X-ray of scar tissue

Nearly 300,000 people in the United States are living with a spinal cord injury. Less than 3 percent of people with complete injury ever recover basic physical functions. Currently, there are no therapeutics that trigger spinal cord regeneration.

Professor Samuel I. Stupp has developed a new injectable therapy that harnesses “dancing molecules” to reverse paralysis and repair tissue after severe spinal cord injuries. When researchers administered a single injection of these molecules to tissues surrounding the spinal cords of paralyzed mice, the animals regained the ability to walk just four weeks later.

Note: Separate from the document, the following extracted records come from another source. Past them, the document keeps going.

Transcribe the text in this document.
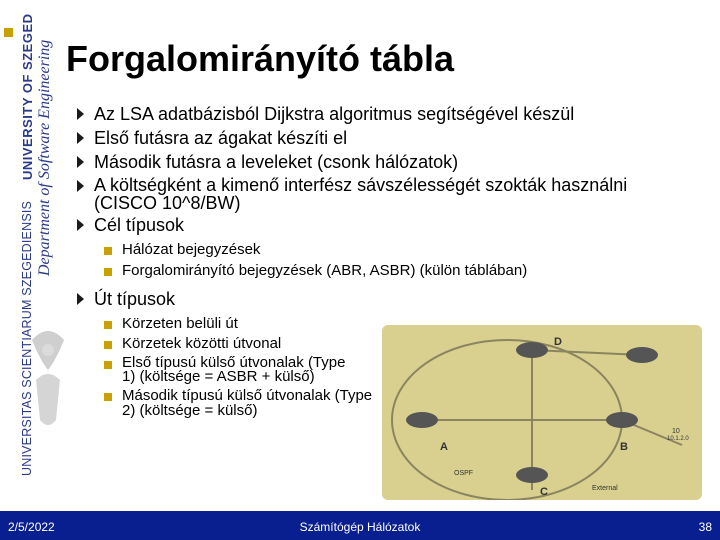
UNIVERSITAS SCIENTIARUM SZEGEDIENSIS
UNIVERSITY OF SZEGED Department of Software Engineering Forgalomirányító tábla
Az LSA adatbázisból Dijkstra algoritmus segítségével készül
Első futásra az ágakat készíti el
Második futásra a leveleket (csonk hálózatok)
A költségként a kimenő interfész sávszélességét szokták használni (CISCO 10^8/BW)
Cél típusok
Hálózat bejegyzések
Forgalomirányító bejegyzések (ABR, ASBR) (külön táblában)
Út típusok
Körzeten belüli út
Körzetek közötti útvonal
Első típusú külső útvonalak (Type 1) (költsége = ASBR + külső)
Második típusú külső útvonalak (Type 2) (költsége = külső)
A	B
C
D
OSPF
External
10
10.1.2.0
2/5/2022	Számítógép Hálózatok	38
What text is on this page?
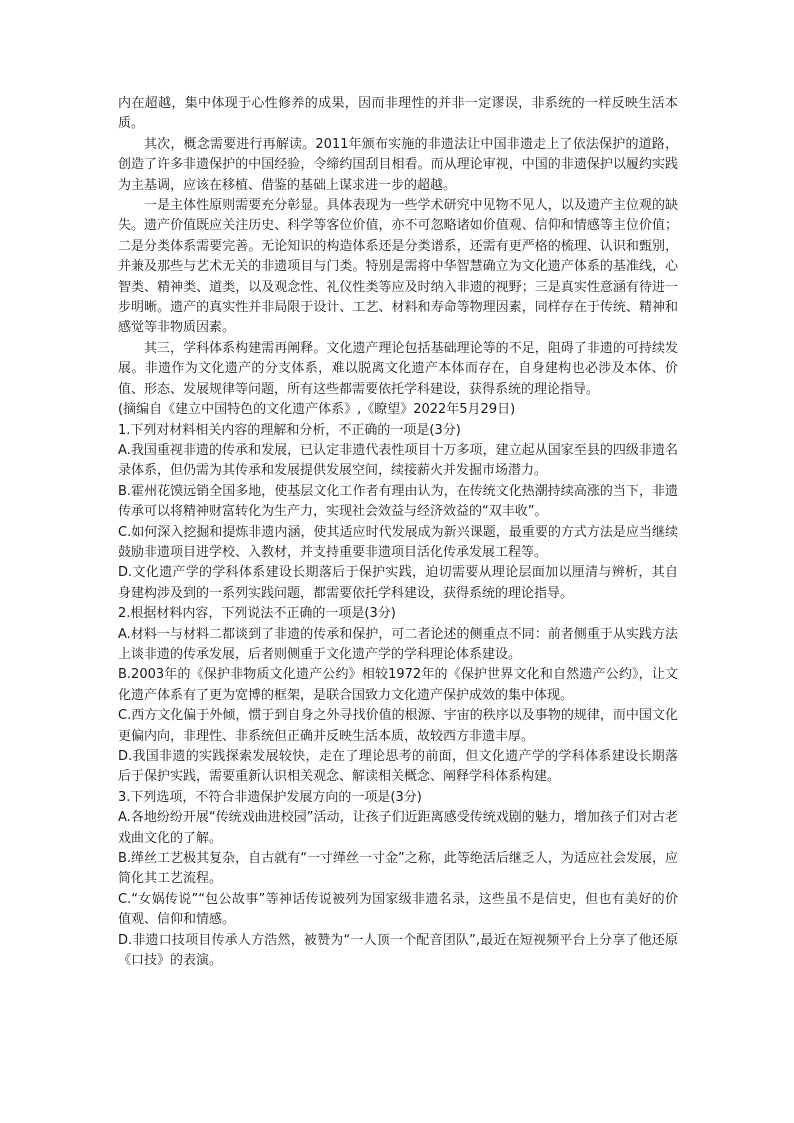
内在超越，集中体现于心性修养的成果，因而非理性的并非一定谬误，非系统的一样反映生活本质。

其次，概念需要进行再解读。2011年颁布实施的非遗法让中国非遗走上了依法保护的道路，创造了许多非遗保护的中国经验，令缔约国刮目相看。而从理论审视，中国的非遗保护以履约实践为主基调，应该在移植、借鉴的基础上谋求进一步的超越。

一是主体性原则需要充分彰显。具体表现为一些学术研究中见物不见人，以及遗产主位观的缺失。遗产价值既应关注历史、科学等客位价值，亦不可忽略诸如价值观、信仰和情感等主位价值；二是分类体系需要完善。无论知识的构造体系还是分类谱系，还需有更严格的梳理、认识和甄别，并兼及那些与艺术无关的非遗项目与门类。特别是需将中华智慧确立为文化遗产体系的基准线，心智类、精神类、道类，以及观念性、礼仪性类等应及时纳入非遗的视野；三是真实性意涵有待进一步明晰。遗产的真实性并非局限于设计、工艺、材料和寿命等物理因素，同样存在于传统、精神和感觉等非物质因素。

其三，学科体系构建需再阐释。文化遗产理论包括基础理论等的不足，阻碍了非遗的可持续发展。非遗作为文化遗产的分支体系，难以脱离文化遗产本体而存在，自身建构也必涉及本体、价值、形态、发展规律等问题，所有这些都需要依托学科建设，获得系统的理论指导。

(摘编自《建立中国特色的文化遗产体系》,《瞭望》2022年5月29日)

1.下列对材料相关内容的理解和分析，不正确的一项是(3分)

A.我国重视非遗的传承和发展，已认定非遗代表性项目十万多项，建立起从国家至县的四级非遗名录体系，但仍需为其传承和发展提供发展空间，续接薪火并发掘市场潜力。

B.霍州花馍远销全国多地，使基层文化工作者有理由认为，在传统文化热潮持续高涨的当下，非遗传承可以将精神财富转化为生产力，实现社会效益与经济效益的“双丰收”。

C.如何深入挖掘和提炼非遗内涵，使其适应时代发展成为新兴课题，最重要的方式方法是应当继续鼓励非遗项目进学校、入教材，并支持重要非遗项目活化传承发展工程等。

D.文化遗产学的学科体系建设长期落后于保护实践，迫切需要从理论层面加以厘清与辨析，其自身建构涉及到的一系列实践问题，都需要依托学科建设，获得系统的理论指导。

2.根据材料内容，下列说法不正确的一项是(3分)

A.材料一与材料二都谈到了非遗的传承和保护，可二者论述的侧重点不同：前者侧重于从实践方法上谈非遗的传承发展，后者则侧重于文化遗产学的学科理论体系建设。

B.2003年的《保护非物质文化遗产公约》相较1972年的《保护世界文化和自然遗产公约》，让文化遗产体系有了更为宽博的框架，是联合国致力文化遗产保护成效的集中体现。

C.西方文化偏于外倾，惯于到自身之外寻找价值的根源、宇宙的秩序以及事物的规律，而中国文化更偏内向，非理性、非系统但正确并反映生活本质，故较西方非遗丰厚。

D.我国非遗的实践探索发展较快，走在了理论思考的前面，但文化遗产学的学科体系建设长期落后于保护实践，需要重新认识相关观念、解读相关概念、阐释学科体系构建。

3.下列选项，不符合非遗保护发展方向的一项是(3分)

A.各地纷纷开展“传统戏曲进校园”活动，让孩子们近距离感受传统戏剧的魅力，增加孩子们对古老戏曲文化的了解。

B.缂丝工艺极其复杂，自古就有“一寸缂丝一寸金”之称，此等绝活后继乏人，为适应社会发展，应简化其工艺流程。

C.“女娲传说”“包公故事”等神话传说被列为国家级非遗名录，这些虽不是信史，但也有美好的价值观、信仰和情感。

D.非遗口技项目传承人方浩然，被赞为“一人顶一个配音团队”,最近在短视频平台上分享了他还原《口技》的表演。
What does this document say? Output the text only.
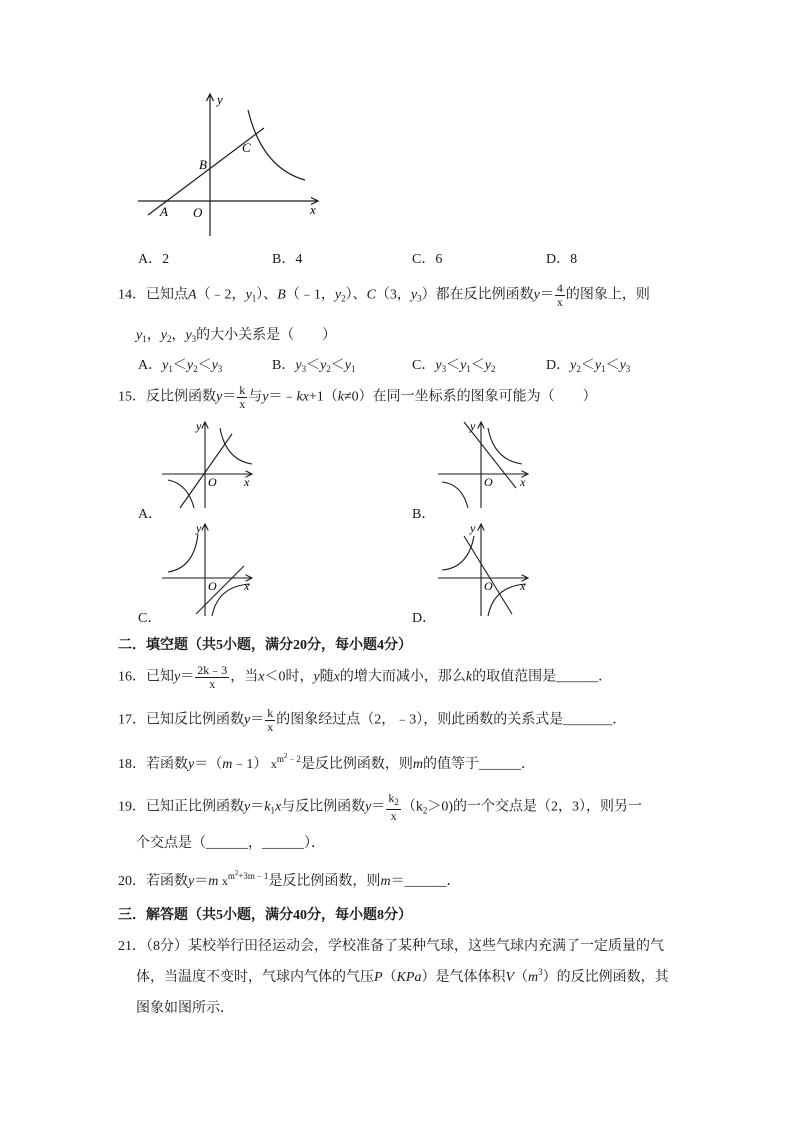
y
x
A
B
C
O
A．2	B．4	C．6	D．8
14．已知点A（﹣2，$y_1$）、B（﹣1，$y_2$）、C（3，$y_3$）都在反比例函数$y= \frac{4}{x}$ 的图象上，则
$y_1$，$y_2$，$y_3$的大小关系是（　　）
A．$y_1<y_2<y_3$	B．$y_3<y_2<y_1$	C．$y_3<y_1<y_2$	D．$y_2<y_1<y_3$
15．反比例函数$y= \frac{k}{x}$ 与y＝﹣kx+1（k≠0）在同一坐标系的图象可能为（　　）
y
x
O
A．
y
x
O
B．
y
x
O
C．
y
x
O
D．
二．填空题（共5小题，满分20分，每小题4分）
16．已知$y= \frac{2k﹣3}{x}$ ，当x＜0时，y随x的增大而减小，那么k的取值范围是______．
17．已知反比例函数$y= \frac{k}{x}$ 的图象经过点（2，﹣3），则此函数的关系式是_______．
18．若函数y＝（m﹣1） $x^{m^2﹣2}$是反比例函数，则m的值等于______．
19．已知正比例函数$y=k_1x$与反比例函数$y= \frac{k_2}{x} (k_2>0)$的一个交点是（2，3），则另一
个交点是（______，______）．
20．若函数y＝m $x^{m^2+3m﹣1}$是反比例函数，则m＝______．
三．解答题（共5小题，满分40分，每小题8分）
21．（8分）某校举行田径运动会，学校准备了某种气球，这些气球内充满了一定质量的气
体，当温度不变时，气球内气体的气压P（KPa）是气体体积$V(m^3)$的反比例函数，其
图象如图所示．
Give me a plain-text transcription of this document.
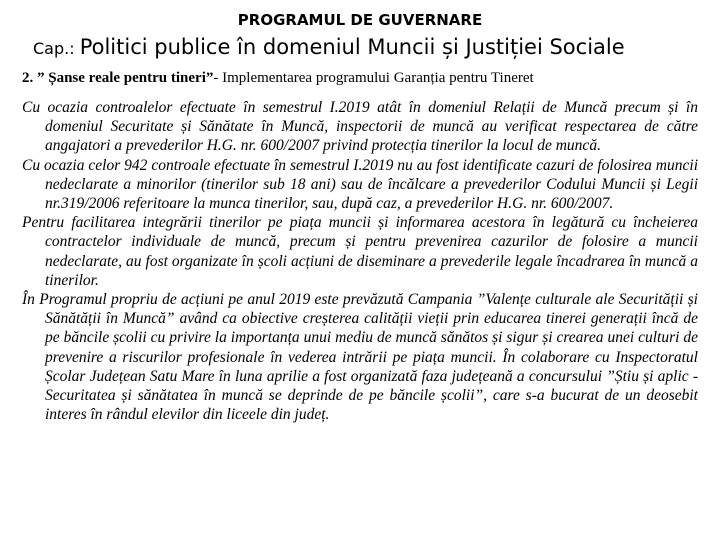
PROGRAMUL DE GUVERNARE
Cap.: Politici publice în domeniul Muncii și Justiției Sociale
2. ” Șanse reale pentru tineri”- Implementarea programului Garanția pentru Tineret

Cu ocazia controalelor efectuate în semestrul I.2019 atât în domeniul Relații de Muncă precum și în domeniul Securitate și Sănătate în Muncă, inspectorii de muncă au verificat respectarea de către angajatori a prevederilor H.G. nr. 600/2007 privind protecția tinerilor la locul de muncă.

Cu ocazia celor 942 controale efectuate în semestrul I.2019 nu au fost identificate cazuri de folosirea muncii nedeclarate a minorilor (tinerilor sub 18 ani) sau de încălcare a prevederilor Codului Muncii și Legii nr.319/2006 referitoare la munca tinerilor, sau, după caz, a prevederilor H.G. nr. 600/2007.

Pentru facilitarea integrării tinerilor pe piața muncii și informarea acestora în legătură cu încheierea contractelor individuale de muncă, precum și pentru prevenirea cazurilor de folosire a muncii nedeclarate, au fost organizate în școli acțiuni de diseminare a prevederile legale încadrarea în muncă a tinerilor.

În Programul propriu de acțiuni pe anul 2019 este prevăzută Campania ”Valențe culturale ale Securității și Sănătății în Muncă” având ca obiective creșterea calității vieții prin educarea tinerei generații încă de pe băncile școlii cu privire la importanța unui mediu de muncă sănătos și sigur și crearea unei culturi de prevenire a riscurilor profesionale în vederea intrării pe piața muncii. În colaborare cu Inspectoratul Școlar Județean Satu Mare în luna aprilie a fost organizată faza județeană a concursului ”Știu și aplic - Securitatea și sănătatea în muncă se deprinde de pe băncile școlii”, care s-a bucurat de un deosebit interes în rândul elevilor din liceele din județ.
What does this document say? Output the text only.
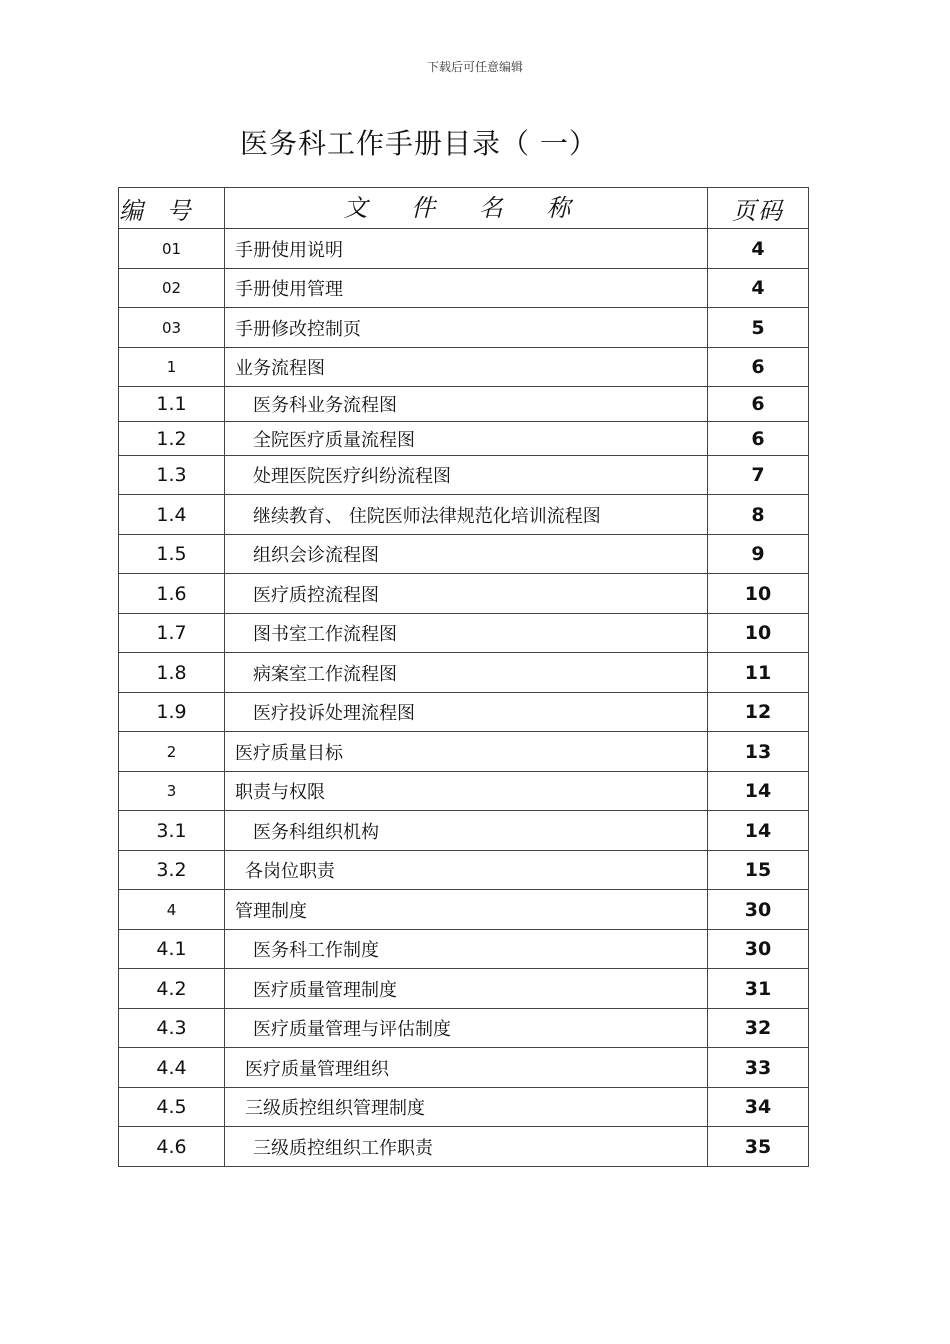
下载后可任意编辑
医务科工作手册目录（ 一）
编 号	文 件 名 称	页码
01	手册使用说明	4
02	手册使用管理	4
03	手册修改控制页	5
1	业务流程图	6
1.1	医务科业务流程图	6
1.2	全院医疗质量流程图	6
1.3	处理医院医疗纠纷流程图	7
1.4	继续教育、 住院医师法律规范化培训流程图	8
1.5	组织会诊流程图	9
1.6	医疗质控流程图	10
1.7	图书室工作流程图	10
1.8	病案室工作流程图	11
1.9	医疗投诉处理流程图	12
2	医疗质量目标	13
3	职责与权限	14
3.1	医务科组织机构	14
3.2	各岗位职责	15
4	管理制度	30
4.1	医务科工作制度	30
4.2	医疗质量管理制度	31
4.3	医疗质量管理与评估制度	32
4.4	医疗质量管理组织	33
4.5	三级质控组织管理制度	34
4.6	三级质控组织工作职责	35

By sending bioactive signals to trigger cells to repair and regenerate, the breakthrough therapy dramatically improved severely injured spinal cords in five key ways:

  • The severed extensions of neurons, called axons, regenerated
  • Scar tissue significantly diminished
  • Myelin, the insulating layer of axons, which is important in transmitting electrical signals efficiently, reformed around cells
  • Functional blood vessels formed to deliver nutrients to cells at the injury site
  • More motor neurons survived

“The innovation in our research, which has never been done before, is to control the collective motion of more than 100,000 molecules within our nanofibers,” Stupp says. “By making the molecules move, ‘dance,’ or even leap temporarily out of these structures, known as supramolecular polymers, they are able to connect more effectively with receptors.” This is the first study in which researchers controlled the collective motion of molecules through changes in chemical structure to increase a therapeutic’s efficacy.